Start up Investing - Baby steps for a newbie investor - II

May 13, 2022

This is the 2 nd part of the series on Start -up Investing - a multi-part series on how a newbie  investor can be a part of the Start-up Investing eco-system

This is the 2nd part of the series on Start -up Investing - a multi-part series on how a newbie  investor can be a part of the Start-up Investing eco-system 

Do find the Ist part of the series here .

In this part , lets look at as to the Ist step in the investment in a startup. 

You must have been approached either directly or thru friends or intermediaries.

What was the first thing which caught your attention – the  business, the founder background / pedigree or Fear of Missing Out ( FOMO) , or all of the above.

Lets consider the period post 2017-18 , while we consider “ Start-up Investing’’ as an asset class.

The Indian public and investors have by this time noticed how a homegrown  Indian company – Flipkart has been acquired by a global giant – Walmart . 

Also , with increasing news coverage  and media sharing updates and information on new areas being explored by the Indian entrepreneurs , the Indian investors started taking more than a cursory look into this asset class.

Angel platforms (group of investors coming together and investing individually, alongside a group )  across the cities started mushrooming to be part of the start up ecosystem.
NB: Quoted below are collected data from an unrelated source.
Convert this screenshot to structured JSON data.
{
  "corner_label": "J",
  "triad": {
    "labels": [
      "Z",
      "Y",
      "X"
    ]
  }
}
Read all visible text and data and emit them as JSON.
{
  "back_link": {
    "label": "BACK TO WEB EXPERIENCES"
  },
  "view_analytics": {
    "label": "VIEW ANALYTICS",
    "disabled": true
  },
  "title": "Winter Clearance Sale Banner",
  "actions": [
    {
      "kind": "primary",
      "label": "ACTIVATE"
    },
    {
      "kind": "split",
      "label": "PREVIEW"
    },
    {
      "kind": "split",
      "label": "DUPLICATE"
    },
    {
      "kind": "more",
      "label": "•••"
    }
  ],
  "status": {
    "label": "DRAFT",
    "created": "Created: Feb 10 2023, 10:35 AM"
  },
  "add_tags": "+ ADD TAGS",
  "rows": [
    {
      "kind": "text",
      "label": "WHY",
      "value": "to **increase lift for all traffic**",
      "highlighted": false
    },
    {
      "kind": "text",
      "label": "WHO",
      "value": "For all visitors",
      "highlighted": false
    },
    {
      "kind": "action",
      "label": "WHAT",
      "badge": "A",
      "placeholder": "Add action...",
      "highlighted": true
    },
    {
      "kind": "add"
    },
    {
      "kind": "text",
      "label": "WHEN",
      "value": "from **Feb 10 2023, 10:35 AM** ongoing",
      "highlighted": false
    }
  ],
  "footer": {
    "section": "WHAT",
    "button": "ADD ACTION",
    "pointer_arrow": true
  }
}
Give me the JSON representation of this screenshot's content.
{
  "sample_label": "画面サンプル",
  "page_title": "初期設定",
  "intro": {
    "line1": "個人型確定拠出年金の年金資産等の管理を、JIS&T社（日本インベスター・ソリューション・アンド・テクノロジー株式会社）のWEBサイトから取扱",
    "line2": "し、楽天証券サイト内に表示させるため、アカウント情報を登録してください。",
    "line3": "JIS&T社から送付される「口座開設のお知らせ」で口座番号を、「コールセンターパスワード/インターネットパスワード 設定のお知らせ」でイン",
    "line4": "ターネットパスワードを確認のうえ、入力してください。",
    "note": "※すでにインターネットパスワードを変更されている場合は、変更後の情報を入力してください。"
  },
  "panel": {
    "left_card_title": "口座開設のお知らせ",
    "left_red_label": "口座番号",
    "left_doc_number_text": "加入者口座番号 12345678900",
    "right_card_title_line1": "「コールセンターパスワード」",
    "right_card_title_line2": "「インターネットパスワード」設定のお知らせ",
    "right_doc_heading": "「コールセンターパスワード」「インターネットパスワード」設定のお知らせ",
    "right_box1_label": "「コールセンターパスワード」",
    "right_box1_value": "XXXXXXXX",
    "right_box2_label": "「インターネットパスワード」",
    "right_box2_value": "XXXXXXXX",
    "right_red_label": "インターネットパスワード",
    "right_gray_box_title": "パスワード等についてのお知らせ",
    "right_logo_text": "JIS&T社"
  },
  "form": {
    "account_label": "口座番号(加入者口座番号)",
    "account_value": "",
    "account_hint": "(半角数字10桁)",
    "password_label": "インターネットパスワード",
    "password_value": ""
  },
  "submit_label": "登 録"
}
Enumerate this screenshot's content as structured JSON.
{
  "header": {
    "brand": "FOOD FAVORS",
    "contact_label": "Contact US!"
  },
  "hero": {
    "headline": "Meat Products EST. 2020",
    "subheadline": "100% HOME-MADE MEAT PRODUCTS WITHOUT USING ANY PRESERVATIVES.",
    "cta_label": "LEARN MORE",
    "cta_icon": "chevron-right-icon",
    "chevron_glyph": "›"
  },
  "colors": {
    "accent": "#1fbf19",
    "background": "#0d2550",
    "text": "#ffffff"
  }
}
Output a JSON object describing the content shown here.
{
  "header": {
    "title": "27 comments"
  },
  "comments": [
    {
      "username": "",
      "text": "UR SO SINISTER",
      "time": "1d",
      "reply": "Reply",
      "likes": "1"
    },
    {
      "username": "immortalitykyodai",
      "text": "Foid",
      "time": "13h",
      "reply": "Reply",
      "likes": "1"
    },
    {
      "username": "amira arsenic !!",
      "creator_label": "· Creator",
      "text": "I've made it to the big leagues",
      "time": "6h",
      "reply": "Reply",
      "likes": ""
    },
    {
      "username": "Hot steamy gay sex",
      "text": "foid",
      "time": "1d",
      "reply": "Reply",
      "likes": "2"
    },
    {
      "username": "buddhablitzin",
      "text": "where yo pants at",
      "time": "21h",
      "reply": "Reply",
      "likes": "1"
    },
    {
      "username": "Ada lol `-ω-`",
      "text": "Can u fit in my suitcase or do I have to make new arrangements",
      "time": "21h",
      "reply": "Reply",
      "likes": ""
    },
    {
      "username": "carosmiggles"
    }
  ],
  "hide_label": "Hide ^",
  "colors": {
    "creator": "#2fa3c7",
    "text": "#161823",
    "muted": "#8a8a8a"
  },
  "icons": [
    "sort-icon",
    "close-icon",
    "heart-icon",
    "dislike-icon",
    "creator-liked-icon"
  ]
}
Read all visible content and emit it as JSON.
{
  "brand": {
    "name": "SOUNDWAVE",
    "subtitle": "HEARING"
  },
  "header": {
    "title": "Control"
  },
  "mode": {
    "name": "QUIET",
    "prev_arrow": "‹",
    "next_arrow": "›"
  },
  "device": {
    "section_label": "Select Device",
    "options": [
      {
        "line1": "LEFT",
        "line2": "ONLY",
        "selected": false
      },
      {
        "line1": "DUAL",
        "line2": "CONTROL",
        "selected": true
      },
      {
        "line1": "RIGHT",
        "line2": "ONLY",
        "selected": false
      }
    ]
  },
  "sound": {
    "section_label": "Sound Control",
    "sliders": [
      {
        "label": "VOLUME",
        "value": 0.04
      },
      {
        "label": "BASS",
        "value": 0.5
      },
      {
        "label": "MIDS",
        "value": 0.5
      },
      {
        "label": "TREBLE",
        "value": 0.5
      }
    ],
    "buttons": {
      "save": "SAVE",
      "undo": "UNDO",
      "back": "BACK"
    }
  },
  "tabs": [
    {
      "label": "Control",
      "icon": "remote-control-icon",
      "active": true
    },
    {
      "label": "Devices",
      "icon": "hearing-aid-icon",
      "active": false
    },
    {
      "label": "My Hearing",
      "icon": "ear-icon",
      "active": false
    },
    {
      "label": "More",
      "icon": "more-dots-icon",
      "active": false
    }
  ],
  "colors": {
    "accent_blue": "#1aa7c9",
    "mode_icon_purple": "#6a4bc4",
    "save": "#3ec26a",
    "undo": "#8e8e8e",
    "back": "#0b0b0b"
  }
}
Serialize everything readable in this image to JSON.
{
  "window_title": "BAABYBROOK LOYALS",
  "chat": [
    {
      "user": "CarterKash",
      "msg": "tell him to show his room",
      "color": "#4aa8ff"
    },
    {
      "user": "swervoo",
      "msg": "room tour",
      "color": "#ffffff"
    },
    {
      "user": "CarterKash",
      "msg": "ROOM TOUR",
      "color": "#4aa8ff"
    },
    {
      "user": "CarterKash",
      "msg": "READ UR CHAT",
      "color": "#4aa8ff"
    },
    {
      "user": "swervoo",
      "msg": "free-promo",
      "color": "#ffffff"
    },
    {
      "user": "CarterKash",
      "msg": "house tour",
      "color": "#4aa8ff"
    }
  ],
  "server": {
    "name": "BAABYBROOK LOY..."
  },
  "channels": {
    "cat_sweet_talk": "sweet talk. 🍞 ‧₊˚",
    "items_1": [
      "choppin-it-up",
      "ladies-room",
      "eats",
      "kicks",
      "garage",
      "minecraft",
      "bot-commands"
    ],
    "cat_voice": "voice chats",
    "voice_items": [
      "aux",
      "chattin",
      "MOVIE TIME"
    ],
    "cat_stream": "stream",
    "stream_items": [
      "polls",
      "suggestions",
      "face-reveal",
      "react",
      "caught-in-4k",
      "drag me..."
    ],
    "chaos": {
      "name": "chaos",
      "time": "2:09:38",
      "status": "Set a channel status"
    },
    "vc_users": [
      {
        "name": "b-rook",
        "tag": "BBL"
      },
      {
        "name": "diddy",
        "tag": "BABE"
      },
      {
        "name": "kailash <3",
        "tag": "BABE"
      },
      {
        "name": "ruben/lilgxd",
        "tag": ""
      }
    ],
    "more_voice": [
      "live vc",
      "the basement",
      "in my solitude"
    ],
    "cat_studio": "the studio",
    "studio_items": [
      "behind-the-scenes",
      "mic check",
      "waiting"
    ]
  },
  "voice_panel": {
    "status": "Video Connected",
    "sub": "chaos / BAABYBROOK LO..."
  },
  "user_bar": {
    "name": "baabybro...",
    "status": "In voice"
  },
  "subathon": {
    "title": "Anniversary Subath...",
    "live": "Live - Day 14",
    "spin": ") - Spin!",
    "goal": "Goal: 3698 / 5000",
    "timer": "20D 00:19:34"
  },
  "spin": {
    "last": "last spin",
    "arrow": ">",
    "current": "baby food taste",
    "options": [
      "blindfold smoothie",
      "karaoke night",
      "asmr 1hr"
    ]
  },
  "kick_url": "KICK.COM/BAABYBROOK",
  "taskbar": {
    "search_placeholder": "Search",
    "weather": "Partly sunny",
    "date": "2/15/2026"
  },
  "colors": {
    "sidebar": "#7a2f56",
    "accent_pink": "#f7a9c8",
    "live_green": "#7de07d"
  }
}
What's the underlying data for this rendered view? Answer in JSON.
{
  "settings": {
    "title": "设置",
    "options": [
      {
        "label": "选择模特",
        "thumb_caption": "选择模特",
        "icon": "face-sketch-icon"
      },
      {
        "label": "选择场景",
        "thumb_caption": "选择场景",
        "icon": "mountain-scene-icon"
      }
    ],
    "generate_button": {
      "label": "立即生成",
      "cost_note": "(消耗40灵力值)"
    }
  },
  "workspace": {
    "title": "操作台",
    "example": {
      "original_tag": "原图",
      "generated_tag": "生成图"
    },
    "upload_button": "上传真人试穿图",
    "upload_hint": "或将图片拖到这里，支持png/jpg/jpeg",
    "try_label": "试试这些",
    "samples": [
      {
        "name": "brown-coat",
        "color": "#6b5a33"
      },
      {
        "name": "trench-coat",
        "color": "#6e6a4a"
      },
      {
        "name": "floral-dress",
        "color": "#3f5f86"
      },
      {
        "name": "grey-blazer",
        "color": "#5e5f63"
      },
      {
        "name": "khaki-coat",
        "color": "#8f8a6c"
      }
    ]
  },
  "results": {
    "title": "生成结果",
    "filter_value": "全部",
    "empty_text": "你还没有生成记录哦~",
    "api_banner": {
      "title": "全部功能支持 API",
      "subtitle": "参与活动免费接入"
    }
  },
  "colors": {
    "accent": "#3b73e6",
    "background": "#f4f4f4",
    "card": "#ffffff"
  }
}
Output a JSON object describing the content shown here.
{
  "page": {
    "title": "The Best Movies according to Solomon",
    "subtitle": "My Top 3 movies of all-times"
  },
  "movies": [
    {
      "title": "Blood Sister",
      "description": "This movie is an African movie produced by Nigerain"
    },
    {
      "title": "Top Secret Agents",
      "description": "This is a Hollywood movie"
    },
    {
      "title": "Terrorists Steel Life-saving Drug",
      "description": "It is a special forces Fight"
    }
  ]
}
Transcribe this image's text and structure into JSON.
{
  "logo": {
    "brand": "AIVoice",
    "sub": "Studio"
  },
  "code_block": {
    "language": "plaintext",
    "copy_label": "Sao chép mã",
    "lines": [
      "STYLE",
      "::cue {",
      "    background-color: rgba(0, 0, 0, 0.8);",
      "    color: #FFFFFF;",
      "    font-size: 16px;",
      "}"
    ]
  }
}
With an amount as low  as Rs. 50,000 – Rs. 100,000 , an investor can come aboard and be a part of the growth story of a company.

SEBI , the Indian regulatory body  has also helped by enabling setting up of Alternative Investment Fund , or AIF’s as more popularly referred to .

The AIF’s are of  various types as in Category I , Category I (Angel) , Category II , Category III . 

In the present note, lets restrict to AIF – Category I ( Angel). The minimum committed investment amount is Rs.25 lacs , with the drawdown ( investment amount ) spread over multiple time horizons and investment to be effected , only when the opportunities of investment arise.

The benefits for an Investor being, its SEBI regulated with compliances and checks in place . This comes with the cost factor, as the fund will need to have management fees and operating cost and a set up fee, if any, for the staff and resources. 

What is the recommended choice, a fund or an Angel platform. If you have the time, resource and energy – then Angel platform is the obvious choice. Else, one can look at the AIF’s.

Now that you have the partner / platform / or even direct investment into the business, how will you invest ?

At Auxano , we have a playbook and a scorecard .

We have an Investment thesis – based on Category creator – Market creator – Market owner .

Once the product and the founder passes the thesis test, there is a 3 touch point approach . 

And post this evaluation , the Investment Committee and  with inputs from Advisory Board , the investment is carried out .

Can an investment go wrong , even after this exercise ? Probably  ‘Yes’. Eco-system can change, the founders can change , the product may not perform as it was supposed to .. and so many other reasons.

But then, here the investment methodology has a process. Structure and form helps . And Auxano has developed this over the period of years.

As an investor , if you can do this and more.. then you should do it thru the Angel network or if the investing amount is Rs. 5 millon plus ,even direct.

If not, then the AIF approach can be the way .

Once you have invested, its only the beginning of the journey… What happens after the investment , will share in the upcoming note.